The gulf between royalty and everyday life has now become so vast (partly due to the collapse of the social armour of the aristocracy which used to protect them) that The Windsors are almost scared to go out. Take the death of Diana. Of course it was a terrible time, and the public were on the verge of hysteria, but to say nothing and insist on royal precedent by not lowering the flag to half mast only showed how remote from the public they had become. “They didn’t know what to do,” said one Palace insider, “they made a bish of it” said another.
It was almost too late. The Queen’s impartiality was perceived as remote and uncaring, and she was forced to come out and address the nation, live on television, because she knew that she could no longer take the support of the British people for granted.

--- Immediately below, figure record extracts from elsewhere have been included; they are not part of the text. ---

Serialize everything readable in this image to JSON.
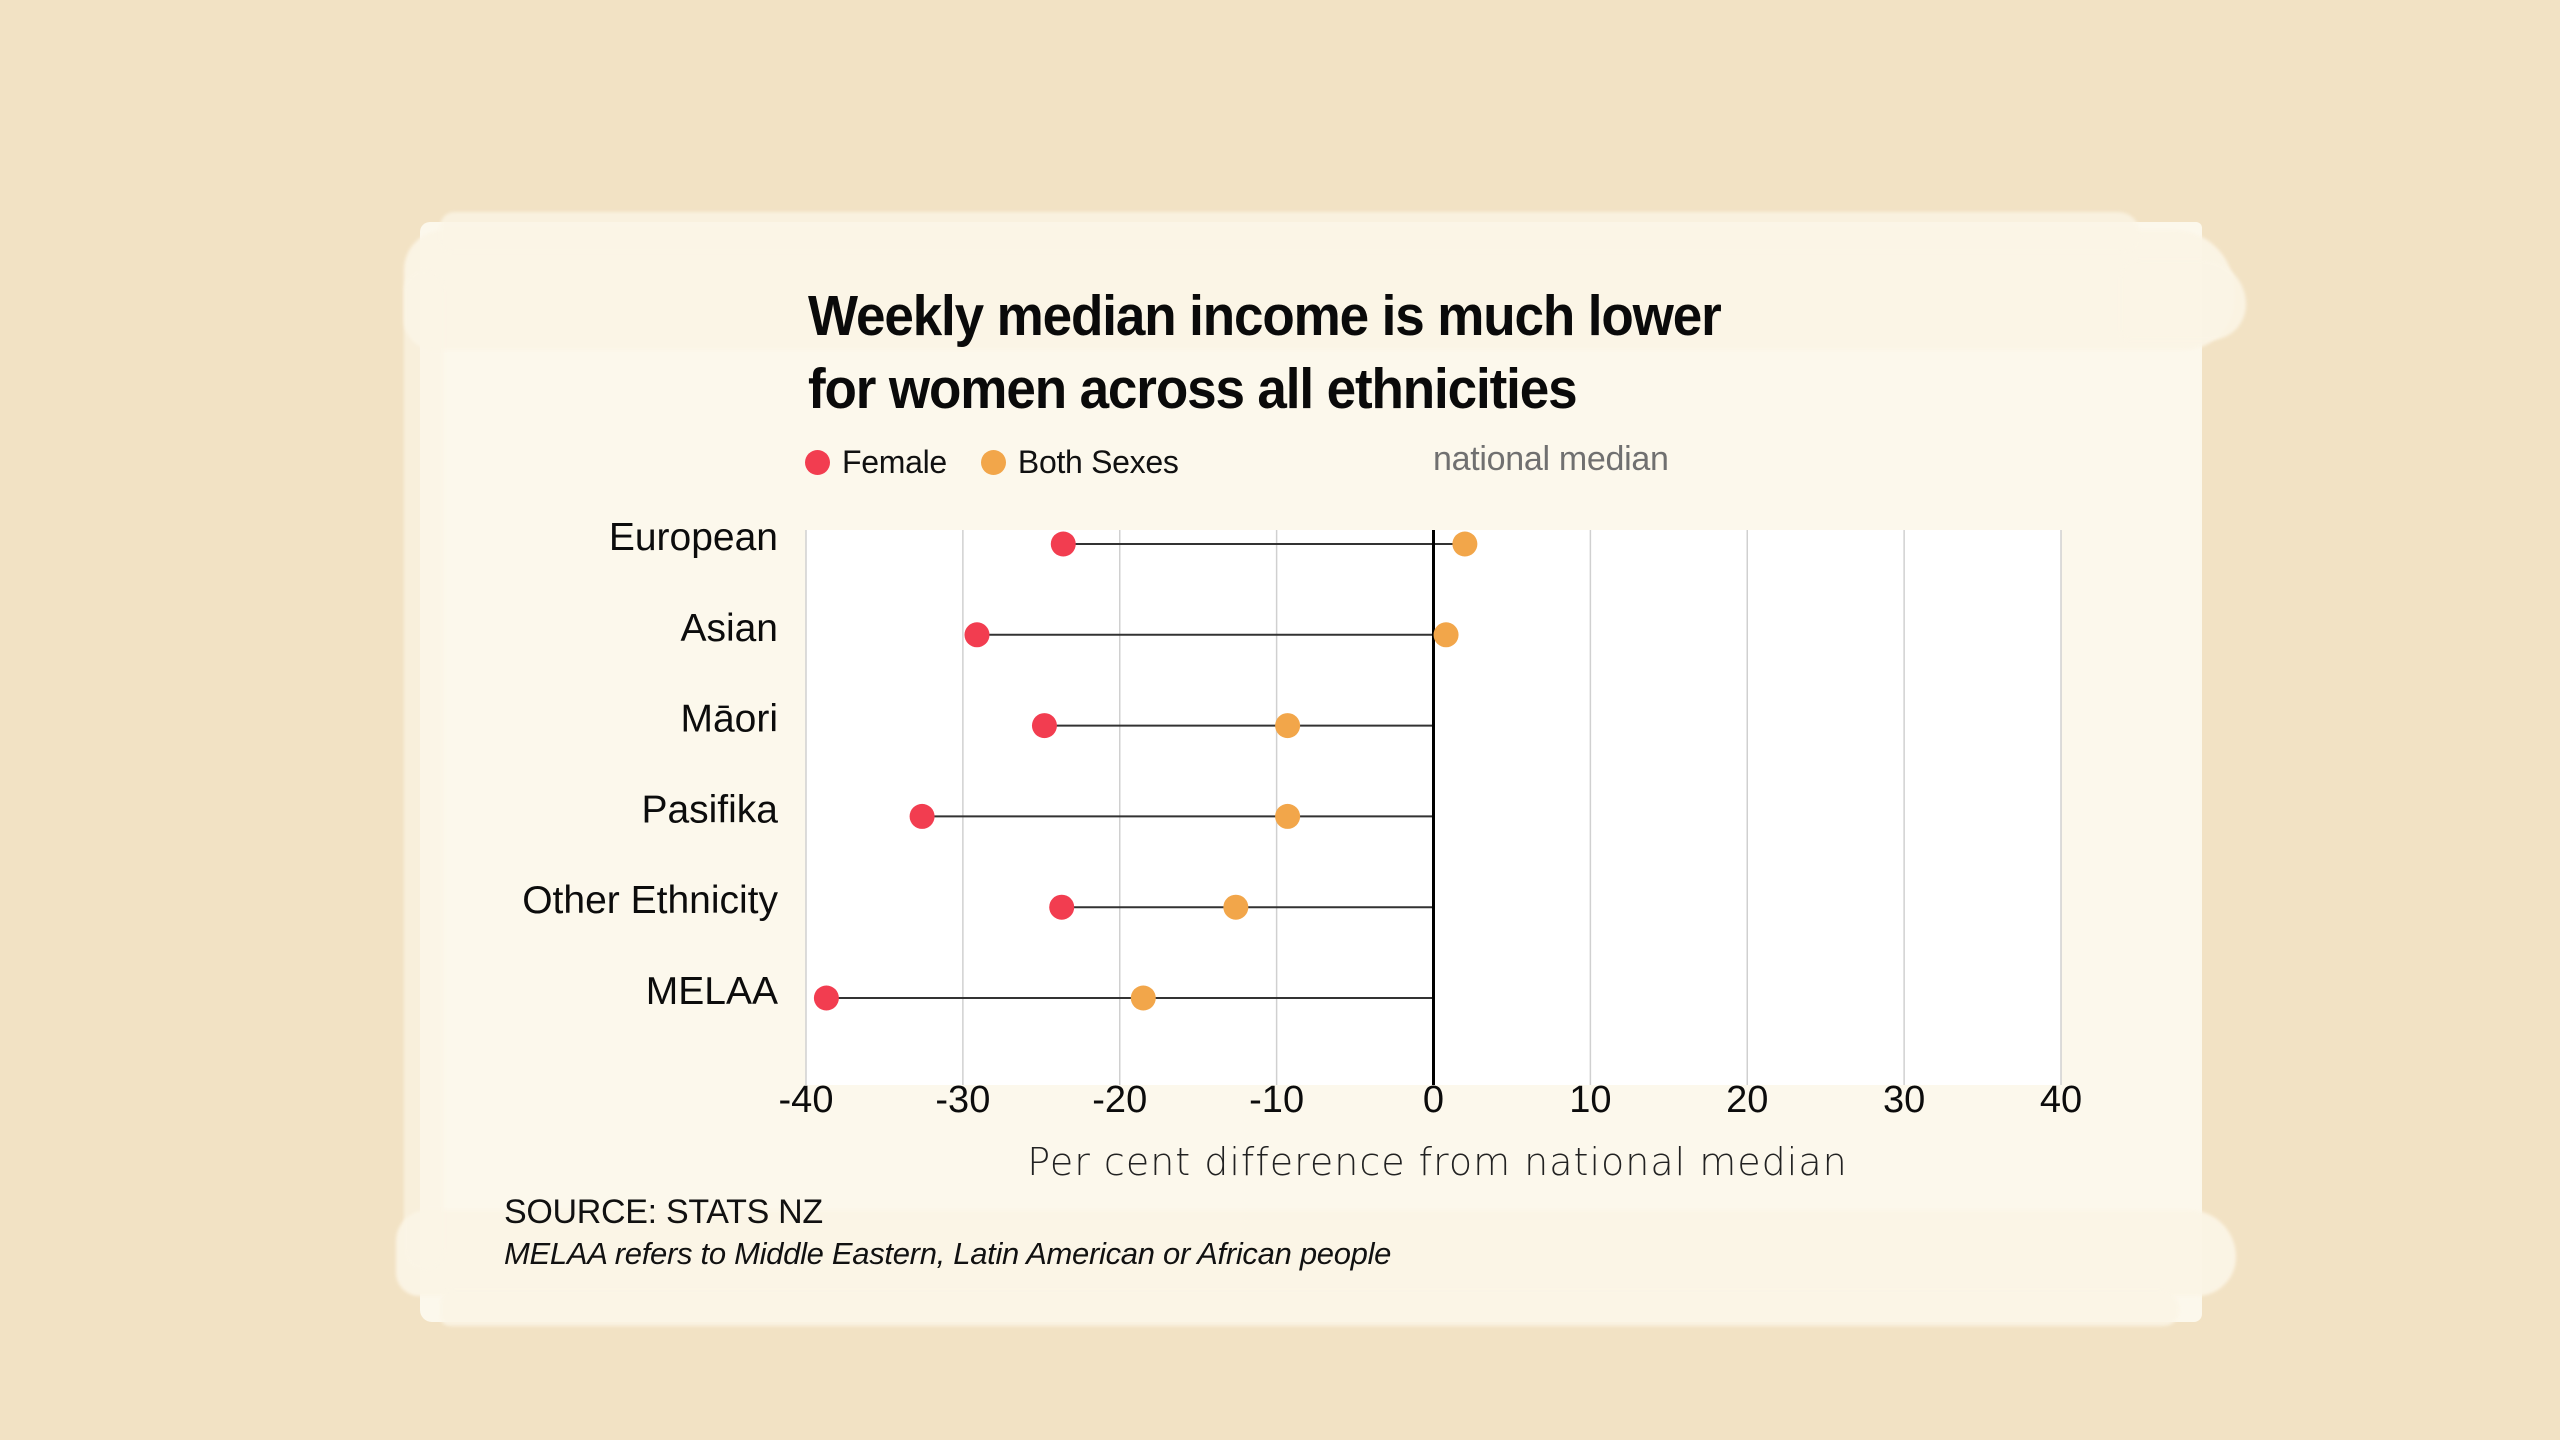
{
  "colors": {
    "background": "#F2E2C4",
    "paper": "#FCF8EC",
    "female": "#F23D50",
    "both_sexes": "#F2A64A",
    "gridline": "#D0D0D0",
    "zero_line": "#000000",
    "connector": "#333333",
    "median_label": "#707070"
  },
  "header": {
    "title_line1": "Weekly median income is much lower",
    "title_line2": "for women across all ethnicities"
  },
  "legend": {
    "items": [
      {
        "label": "Female",
        "color": "#F23D50"
      },
      {
        "label": "Both Sexes",
        "color": "#F2A64A"
      }
    ],
    "reference_label": "national median"
  },
  "footer": {
    "source": "SOURCE: STATS NZ",
    "note": "MELAA refers to Middle Eastern, Latin American or African people"
  },
  "chart_data": {
    "type": "dumbbell",
    "title": "Weekly median income is much lower for women across all ethnicities",
    "xlabel": "Per cent difference from national median",
    "ylabel": "",
    "xlim": [
      -40,
      40
    ],
    "xticks": [
      -40,
      -30,
      -20,
      -10,
      0,
      10,
      20,
      30,
      40
    ],
    "tick_labels": [
      "-40",
      "-30",
      "-20",
      "-10",
      "0",
      "10",
      "20",
      "30",
      "40"
    ],
    "grid": "vertical",
    "reference_line": {
      "x": 0,
      "label": "national median"
    },
    "legend_position": "top-left",
    "categories": [
      "European",
      "Asian",
      "Māori",
      "Pasifika",
      "Other Ethnicity",
      "MELAA"
    ],
    "series": [
      {
        "name": "Female",
        "color": "#F23D50",
        "values": [
          -23.6,
          -29.1,
          -24.8,
          -32.6,
          -23.7,
          -38.7
        ]
      },
      {
        "name": "Both Sexes",
        "color": "#F2A64A",
        "values": [
          2.0,
          0.8,
          -9.3,
          -9.3,
          -12.6,
          -18.5
        ]
      }
    ],
    "source": "SOURCE: STATS NZ",
    "note": "MELAA refers to Middle Eastern, Latin American or African people"
  }
}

In Europe there’s been a little more modesty and a little less of the assumption that the public will provide. The Windsors have recently tried to go through the motions and look cautious with money, The Queen has even slummed it by going in a taxi to see Billy Elliot, but when the heir to the throne jets in flowers at £100 a stem and thinks that sitting in Club Class is “the end of Empire” it’s clear they still have a long way to go.
So now we have a stalemate, between the Monarchy, the Press and the People. In attempting to avoid all forms of criticism, and in refusing access to even the most sympathetic of their critics, the Windsors are preventing any real debate about the future of the Monarchy. And so what we have is a polarised debate between die-hard royalists who need the The Royal Family to define what it means to be British and fervent republicans who want to get rid of the whole bloody lot of them. Neither of these positions are pragmatic enough to make the Monarchy a realistic proposition.
It’s a ridiculous situation. What we need to do is to cast aside suspicion and prejudice, privilege and pre-conception, and start a real debate about the future of the Monarchy: because if we do not then there will be no future, and the Royal Family will find their survival withering on that most diseased of vines: public apathy.